Durante il camino non abbiamo mai pianificato più di un paio di tappe consecutive perché ogni giorno faceva storia a sé, però negli ultimi 4-5 giorni ci siamo resi conto che era possibile arrivare a Santiago il 21 agosto, vale a dire il giorno in cui Rebecca compiva 10 mesi. Arrivare ad Arzua a meno di 40 Km da Santiago la sera del 20 Agosto (e dormire in una stanza privata perché gli albergue erano strapieni) è stato come essere già nella plaza de Obradorio. La consapevolezza di avercela fatta e di gustarsi gli ultimi 30 Km in assoluta scioltezza pensando solo all’emozione di vedere per la prima volta le torri della Cattedrale. Inoltre Rebecca dava i primi segni di ripresa dalla febbre il che fortificava le nostre speranze.

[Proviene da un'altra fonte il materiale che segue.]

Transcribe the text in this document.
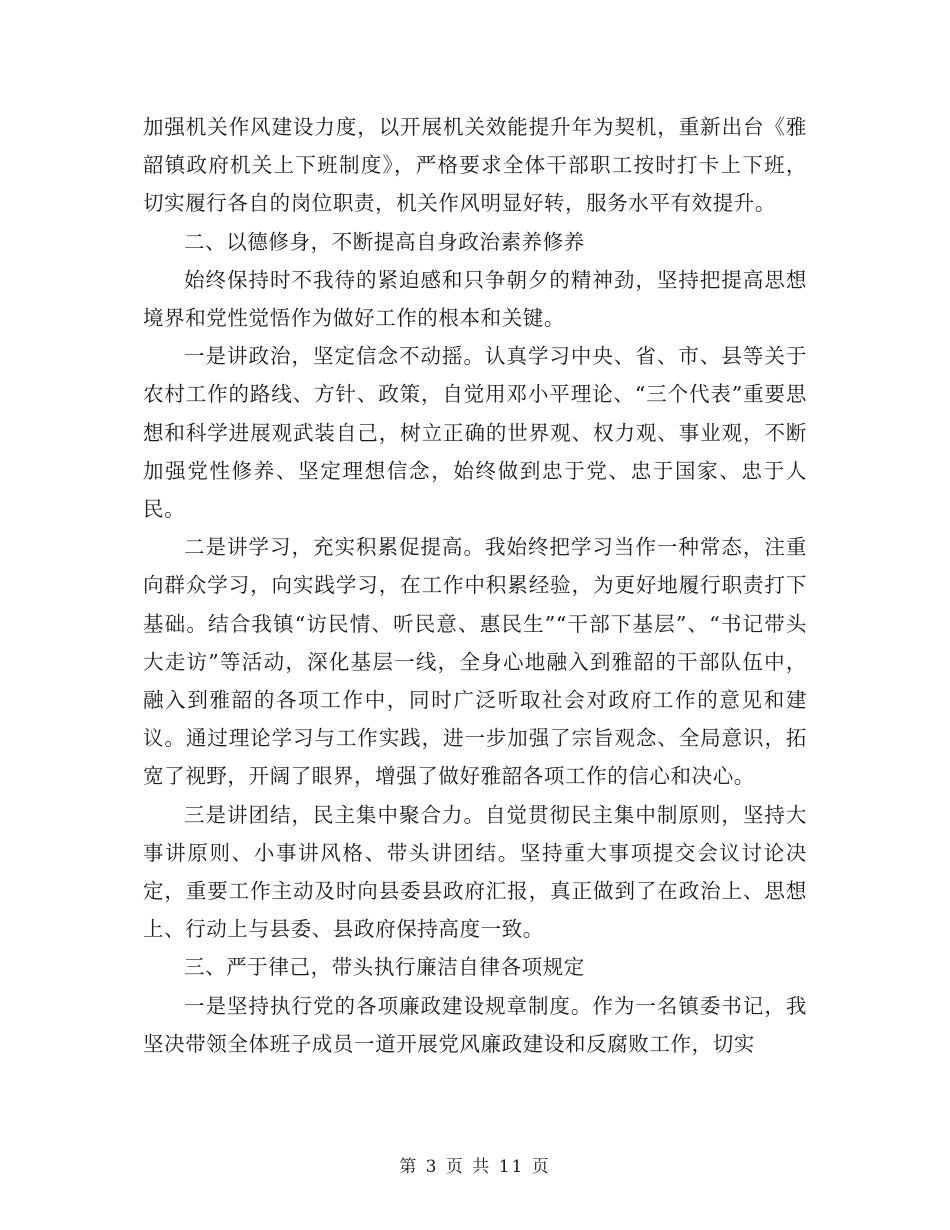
加强机关作风建设力度，以开展机关效能提升年为契机，重新出台《雅韶镇政府机关上下班制度》，严格要求全体干部职工按时打卡上下班，切实履行各自的岗位职责，机关作风明显好转，服务水平有效提升。

二、以德修身，不断提高自身政治素养修养

始终保持时不我待的紧迫感和只争朝夕的精神劲，坚持把提高思想境界和党性觉悟作为做好工作的根本和关键。

一是讲政治，坚定信念不动摇。认真学习中央、省、市、县等关于农村工作的路线、方针、政策，自觉用邓小平理论、“三个代表”重要思想和科学进展观武装自己，树立正确的世界观、权力观、事业观，不断加强党性修养、坚定理想信念，始终做到忠于党、忠于国家、忠于人民。

二是讲学习，充实积累促提高。我始终把学习当作一种常态，注重向群众学习，向实践学习，在工作中积累经验，为更好地履行职责打下基础。结合我镇“访民情、听民意、惠民生”“干部下基层”、“书记带头大走访”等活动，深化基层一线，全身心地融入到雅韶的干部队伍中，融入到雅韶的各项工作中，同时广泛听取社会对政府工作的意见和建议。通过理论学习与工作实践，进一步加强了宗旨观念、全局意识，拓宽了视野，开阔了眼界，增强了做好雅韶各项工作的信心和决心。

三是讲团结，民主集中聚合力。自觉贯彻民主集中制原则，坚持大事讲原则、小事讲风格、带头讲团结。坚持重大事项提交会议讨论决定，重要工作主动及时向县委县政府汇报，真正做到了在政治上、思想上、行动上与县委、县政府保持高度一致。

三、严于律己，带头执行廉洁自律各项规定

一是坚持执行党的各项廉政建设规章制度。作为一名镇委书记，我坚决带领全体班子成员一道开展党风廉政建设和反腐败工作，切实

第 3 页 共 11 页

L’arrivo vero e proprio è stato un po’ diverso da come ce lo immaginavamo; innanzi tutto dal Monte do Gozo non si vede la cattedrale, coperta da alberi e qualche costruzione. Inoltre gli ultimi Km in processione ci hanno condotto prima attraverso una serie di interruzioni per lavori nel centro storico e poi attraverso il mercato medievale, bellissimo, ma disagevole per il carrellino. Come ultimo siamo arrivati alla cattedrale dal retro attraverso una scalinata che ovviamente abbiamo percorso a tappe per portare il carrellino e non lasciare incustodite le bici.

Una volta giunti di fronte alla porta centrale della cattedrale tutto è svanito, è riaffiorata la stanchezza (psicologica) di tutto il viaggio e una grandissima emozione ci ha colto.

Fabio Pecora, Simona Lodetti e Rebecca.